Noland argues that this “almost back-to-the-future reversion of economic policy” stems from the same root cause as Pyongyang’s recent belligerence North Korean politics. North Korea watchers speculate that Kim Jong Il, who likely suffered a stroke last year, is maneuvering to install his son, Kim Jong Un, as his successor, and that Pyongyang’s May nuclear test, recent war threats and anticipated long-range missile launch are all part of an effort to build support for the Kims, especially among the country’s powerful military brass. Economic policy, Noland says, has become tied up in the succession as well. “Today inside North Korea, all officials have an incentive to demonstrate how committed they are to orthodoxy,” he says. “As a consequence, there is an internal dynamic that encourages retrograde behavior.”
That behavior can be seen in Pyongyang’s treatment in recent weeks of an industrial park outside the border. The park, opened in 2004, was developed mainly by South Korea as part of Seoul’s attempts to engage its northern neighbor through economic cooperation, and today it houses more than 100 South Korean companies that employ about 40,000 North Koreans. The zone has been a major source of trade for North Korea, but that hasn’t stopped Pyongyang from threatening its operations. In May, North Korean officials said that all contracts regarding the South Korean companies in the park were nullified.
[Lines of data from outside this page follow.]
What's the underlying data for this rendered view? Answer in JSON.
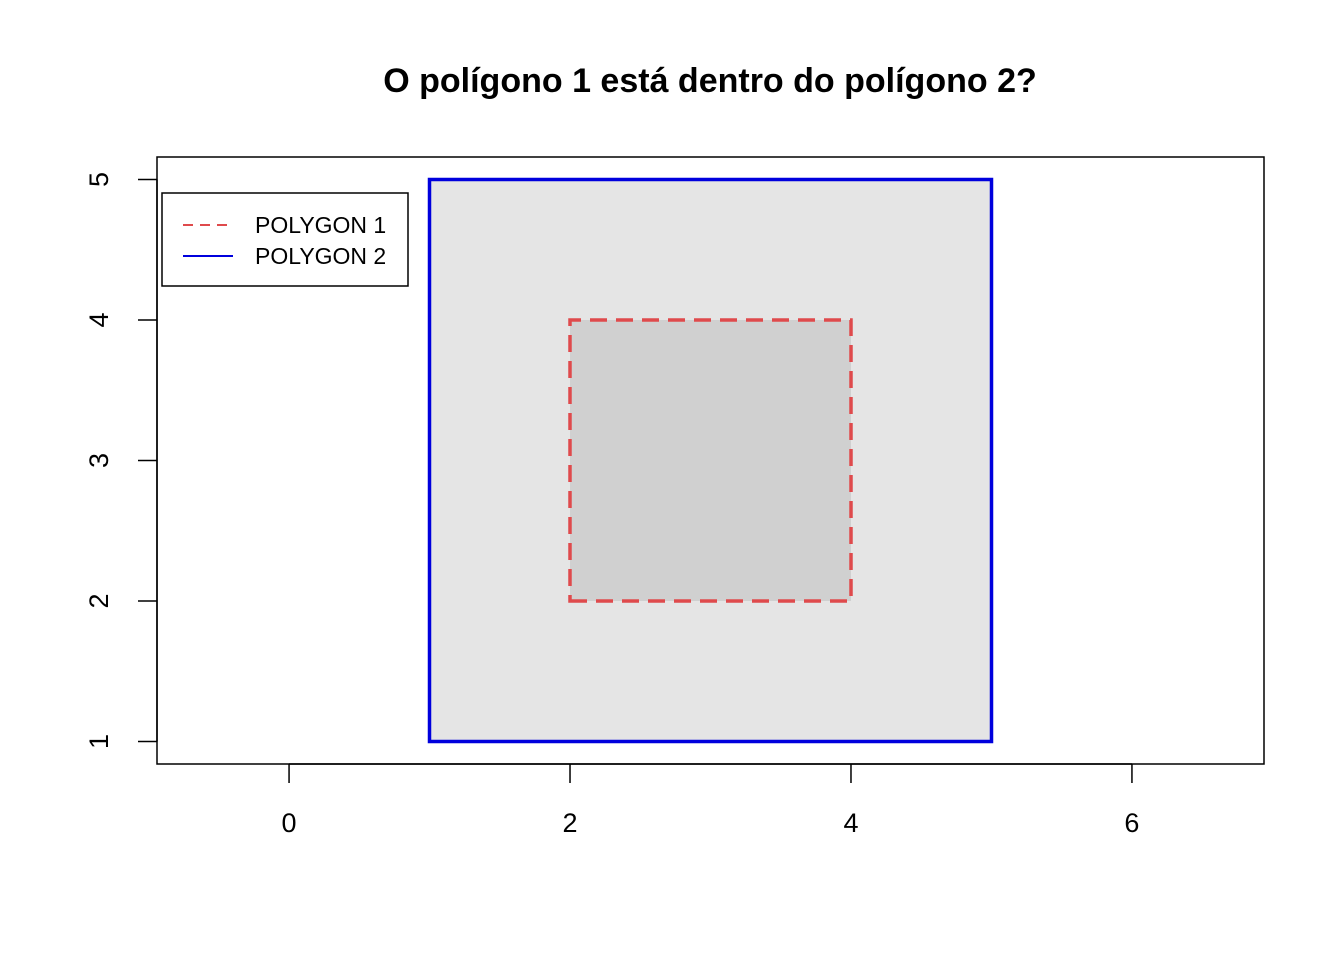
{
  "chart_data": {
    "type": "area",
    "title": "O polígono 1 está dentro do polígono 2?",
    "xlabel": "",
    "ylabel": "",
    "xlim": [
      -0.94,
      6.94
    ],
    "ylim": [
      0.84,
      5.16
    ],
    "x_ticks": [
      "0",
      "2",
      "4",
      "6"
    ],
    "y_ticks": [
      "1",
      "2",
      "3",
      "4",
      "5"
    ],
    "grid": false,
    "legend_position": "top-left",
    "series": [
      {
        "name": "POLYGON 1",
        "color": "#DF4A4C",
        "fill": "#D0D0D0",
        "line_style": "dashed",
        "x": [
          2,
          4,
          4,
          2,
          2
        ],
        "y": [
          2,
          2,
          4,
          4,
          2
        ]
      },
      {
        "name": "POLYGON 2",
        "color": "#0000DD",
        "fill": "#E5E5E5",
        "line_style": "solid",
        "x": [
          1,
          5,
          5,
          1,
          1
        ],
        "y": [
          1,
          1,
          5,
          5,
          1
        ]
      }
    ]
  }
}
Pyongyang is demanding higher wages for workers and other payments that could threaten the park’s very existence by making it too costly for South Korean factories to operate there.
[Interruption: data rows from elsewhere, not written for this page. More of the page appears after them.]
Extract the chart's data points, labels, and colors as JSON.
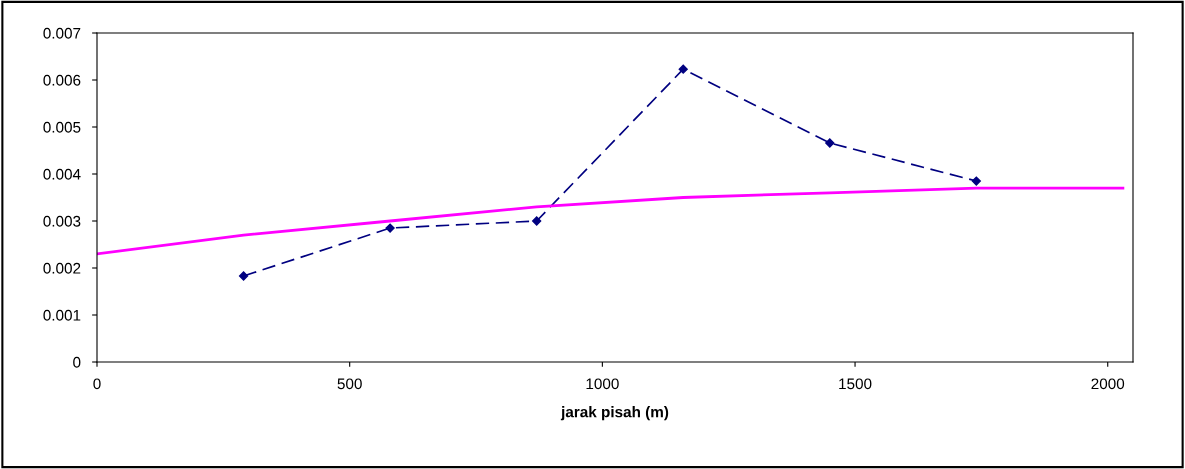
{
  "chart_data": {
    "type": "line",
    "xlabel": "jarak pisah (m)",
    "xlim": [
      0,
      2050
    ],
    "xticks": [
      0,
      500,
      1000,
      1500,
      2000
    ],
    "ylim": [
      0,
      0.007
    ],
    "yticks": [
      0,
      0.001,
      0.002,
      0.003,
      0.004,
      0.005,
      0.006,
      0.007
    ],
    "grid": false,
    "legend": false,
    "series": [
      {
        "color": "#000080",
        "marker": "diamond",
        "line_style": "dashed",
        "x": [
          290,
          580,
          870,
          1160,
          1450,
          1740
        ],
        "values": [
          0.00183,
          0.00285,
          0.003,
          0.00623,
          0.00466,
          0.00385
        ]
      },
      {
        "color": "#ff00ff",
        "marker": "none",
        "line_style": "solid",
        "x": [
          0,
          290,
          580,
          870,
          1160,
          1450,
          1740,
          2030
        ],
        "values": [
          0.0023,
          0.0027,
          0.003,
          0.0033,
          0.0035,
          0.0036,
          0.0037,
          0.0037
        ]
      }
    ]
  }
}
Pyongyang has taken an equally self-destructive position on food aid. Thanks to bad floods in 2007, food shortages last year were likely the worst experienced since the 1990s. The World Food Program says it has launched a program to feed 6.2 million people in North Korea, or more than a quarter of the population. Yet in March, North Korea, without explanation, rejected all food aid from the United States, its largest official donor, and kicked five aid groups distributing the food out of the country. The step is potentially disastrous for the North Korean people. The WFP figures that last year’s harvest, though slightly improved on 2007’s, still fell about a third short of the population’s needs.
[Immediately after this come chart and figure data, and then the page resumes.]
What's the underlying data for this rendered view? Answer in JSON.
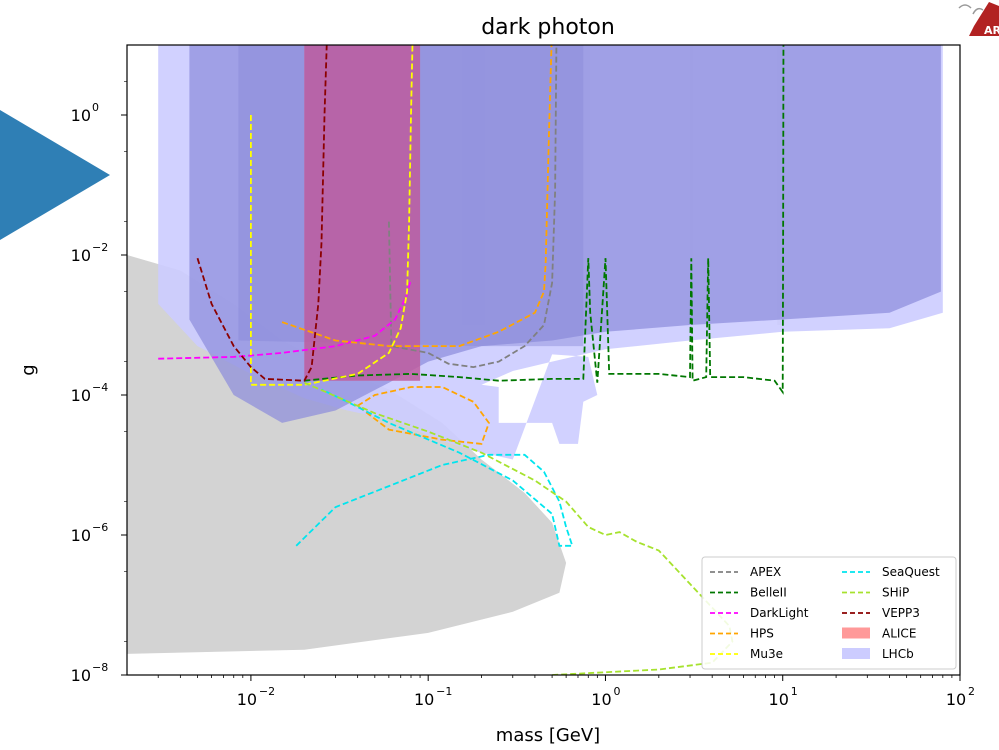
{
  "chart_data": {
    "type": "line",
    "title": "dark photon",
    "xlabel": "mass [GeV]",
    "ylabel": "g",
    "xscale": "log",
    "yscale": "log",
    "xlim": [
      0.002,
      100
    ],
    "ylim": [
      1e-08,
      10
    ],
    "x_ticks": [
      {
        "value": 0.01,
        "base": "10",
        "exp": "−2"
      },
      {
        "value": 0.1,
        "base": "10",
        "exp": "−1"
      },
      {
        "value": 1,
        "base": "10",
        "exp": "0"
      },
      {
        "value": 10,
        "base": "10",
        "exp": "1"
      },
      {
        "value": 100,
        "base": "10",
        "exp": "2"
      }
    ],
    "y_ticks": [
      {
        "value": 1e-08,
        "base": "10",
        "exp": "−8"
      },
      {
        "value": 1e-06,
        "base": "10",
        "exp": "−6"
      },
      {
        "value": 0.0001,
        "base": "10",
        "exp": "−4"
      },
      {
        "value": 0.01,
        "base": "10",
        "exp": "−2"
      },
      {
        "value": 1,
        "base": "10",
        "exp": "0"
      }
    ],
    "legend_position": "lower-right",
    "legend": [
      {
        "name": "APEX",
        "style": "dashed",
        "color": "#808080"
      },
      {
        "name": "SeaQuest",
        "style": "dashed",
        "color": "#00e5ee"
      },
      {
        "name": "BelleII",
        "style": "dashed",
        "color": "#007700"
      },
      {
        "name": "SHiP",
        "style": "dashed",
        "color": "#a6e22e"
      },
      {
        "name": "DarkLight",
        "style": "dashed",
        "color": "#ff00ff"
      },
      {
        "name": "VEPP3",
        "style": "dashed",
        "color": "#8b0000"
      },
      {
        "name": "HPS",
        "style": "dashed",
        "color": "#ffa500"
      },
      {
        "name": "ALICE",
        "style": "patch",
        "color": "#ff9999"
      },
      {
        "name": "Mu3e",
        "style": "dashed",
        "color": "#ffff00"
      },
      {
        "name": "LHCb",
        "style": "patch",
        "color": "#ccccff"
      }
    ],
    "excluded_region_color": "#d3d3d3",
    "series": [
      {
        "name": "APEX",
        "color": "#808080",
        "points": [
          [
            0.06,
            0.03
          ],
          [
            0.062,
            0.0005
          ],
          [
            0.1,
            0.0004
          ],
          [
            0.13,
            0.00028
          ],
          [
            0.18,
            0.00025
          ],
          [
            0.25,
            0.0003
          ],
          [
            0.35,
            0.0005
          ],
          [
            0.45,
            0.001
          ],
          [
            0.5,
            0.004
          ],
          [
            0.52,
            0.08
          ],
          [
            0.53,
            20
          ]
        ]
      },
      {
        "name": "BelleII",
        "color": "#007700",
        "points": [
          [
            0.02,
            0.00016
          ],
          [
            0.04,
            0.00019
          ],
          [
            0.08,
            0.0002
          ],
          [
            0.15,
            0.00018
          ],
          [
            0.25,
            0.00016
          ],
          [
            0.5,
            0.00017
          ],
          [
            0.75,
            0.00017
          ],
          [
            0.8,
            0.009
          ],
          [
            0.82,
            0.0015
          ],
          [
            0.9,
            0.00015
          ],
          [
            1.0,
            0.009
          ],
          [
            1.05,
            0.0002
          ],
          [
            2,
            0.0002
          ],
          [
            3,
            0.00018
          ],
          [
            3.05,
            0.009
          ],
          [
            3.1,
            0.00016
          ],
          [
            3.7,
            0.00018
          ],
          [
            3.8,
            0.009
          ],
          [
            3.9,
            0.00018
          ],
          [
            6,
            0.00018
          ],
          [
            9,
            0.00016
          ],
          [
            10,
            0.00011
          ],
          [
            10.05,
            0.01
          ],
          [
            10.1,
            30
          ]
        ]
      },
      {
        "name": "DarkLight",
        "color": "#ff00ff",
        "points": [
          [
            0.003,
            0.00033
          ],
          [
            0.008,
            0.00035
          ],
          [
            0.015,
            0.0004
          ],
          [
            0.03,
            0.0005
          ],
          [
            0.05,
            0.0007
          ],
          [
            0.065,
            0.0012
          ],
          [
            0.075,
            0.0025
          ],
          [
            0.08,
            0.0045
          ]
        ]
      },
      {
        "name": "HPS",
        "color": "#ffa500",
        "points": [
          [
            0.015,
            0.0011
          ],
          [
            0.03,
            0.0006
          ],
          [
            0.06,
            0.0005
          ],
          [
            0.1,
            0.0005
          ],
          [
            0.15,
            0.0005
          ],
          [
            0.25,
            0.0008
          ],
          [
            0.4,
            0.0015
          ],
          [
            0.45,
            0.003
          ],
          [
            0.46,
            0.008
          ],
          [
            0.48,
            0.5
          ],
          [
            0.5,
            20
          ]
        ]
      },
      {
        "name": "HPS",
        "color": "#ffa500",
        "points": [
          [
            0.04,
            7e-05
          ],
          [
            0.05,
            0.0001
          ],
          [
            0.08,
            0.00013
          ],
          [
            0.12,
            0.00013
          ],
          [
            0.18,
            8e-05
          ],
          [
            0.22,
            4e-05
          ],
          [
            0.2,
            2e-05
          ],
          [
            0.12,
            2.3e-05
          ],
          [
            0.06,
            3.2e-05
          ],
          [
            0.04,
            7e-05
          ]
        ]
      },
      {
        "name": "Mu3e",
        "color": "#ffff00",
        "points": [
          [
            0.01,
            1.0
          ],
          [
            0.01,
            0.00014
          ],
          [
            0.02,
            0.00014
          ],
          [
            0.04,
            0.0002
          ],
          [
            0.06,
            0.0004
          ],
          [
            0.07,
            0.0009
          ],
          [
            0.076,
            0.003
          ],
          [
            0.078,
            0.03
          ],
          [
            0.08,
            1.0
          ],
          [
            0.082,
            20
          ]
        ]
      },
      {
        "name": "SeaQuest",
        "color": "#00e5ee",
        "points": [
          [
            0.018,
            7e-07
          ],
          [
            0.03,
            2.5e-06
          ],
          [
            0.06,
            5e-06
          ],
          [
            0.12,
            1e-05
          ],
          [
            0.22,
            1.4e-05
          ],
          [
            0.35,
            1.4e-05
          ],
          [
            0.45,
            8e-06
          ],
          [
            0.55,
            3e-06
          ],
          [
            0.6,
            1.3e-06
          ],
          [
            0.65,
            7e-07
          ],
          [
            0.55,
            7e-07
          ],
          [
            0.5,
            2e-06
          ],
          [
            0.3,
            6e-06
          ],
          [
            0.15,
            1.5e-05
          ],
          [
            0.06,
            4e-05
          ],
          [
            0.035,
            8e-05
          ],
          [
            0.025,
            0.00012
          ]
        ]
      },
      {
        "name": "SHiP",
        "color": "#a6e22e",
        "points": [
          [
            0.02,
            0.00015
          ],
          [
            0.05,
            5.5e-05
          ],
          [
            0.1,
            3e-05
          ],
          [
            0.2,
            1.5e-05
          ],
          [
            0.4,
            6e-06
          ],
          [
            0.6,
            3e-06
          ],
          [
            0.8,
            1.3e-06
          ],
          [
            1.0,
            1e-06
          ],
          [
            1.2,
            1.1e-06
          ],
          [
            1.5,
            8e-07
          ],
          [
            2,
            6e-07
          ],
          [
            3,
            2e-07
          ],
          [
            5,
            5e-08
          ],
          [
            5.2,
            3e-08
          ],
          [
            4,
            1.5e-08
          ],
          [
            2,
            1.2e-08
          ],
          [
            0.5,
            1e-08
          ]
        ]
      },
      {
        "name": "VEPP3",
        "color": "#8b0000",
        "points": [
          [
            0.005,
            0.009
          ],
          [
            0.006,
            0.002
          ],
          [
            0.008,
            0.0005
          ],
          [
            0.01,
            0.00025
          ],
          [
            0.012,
            0.00017
          ],
          [
            0.02,
            0.00016
          ],
          [
            0.022,
            0.00025
          ],
          [
            0.024,
            0.002
          ],
          [
            0.025,
            0.015
          ],
          [
            0.026,
            1.0
          ],
          [
            0.027,
            20
          ]
        ]
      }
    ]
  },
  "logo": {
    "text": "ARK"
  }
}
Other types of aid haven’t been flowing into North Korea as in the past either. During the decade in which South Korea pursued its “sunshine policy” of engagement with the North, Seoul became a major trading partner and source of aid, especially of much-needed fertilizer. But current South Korean President Lee Myung Bak reversed the policy when he took office in 2008, linking economic cooperation with Pyongyang’s dismantlement of its nuclear weapons program. The result is that North Korea is now more dependent than ever on its main patron, China. Nicholas Eberstadt, a North Korea expert at the American Enterprise Institute in Washington, figures that the gap between the amount of goods China ships into North Korea and what it receives in return has quadrupled in four years to more than $1.5 billion in 2008. Eberstadt considers this “de facto aid” since it is unclear what North Korea may be providing China for all of its imports. “China has become the donor of last resort,” Eberstadt says.
That fact makes Beijing’s policy toward North Korea even more central in any effort to convince Pyongyang to give up its nuclear weapons program. But the North’s recent disregard for its own economic condition doesn’t bode well for any attempt to use financial incentives to woo Pyongyang into better behavior. “They may still negotiate for some kind of deal,” Noland says. “But I don’t think we’re going to get denuclearization” in the near term. That means North Korea’s economy, just like its relations with the outside world, is likely to get worse.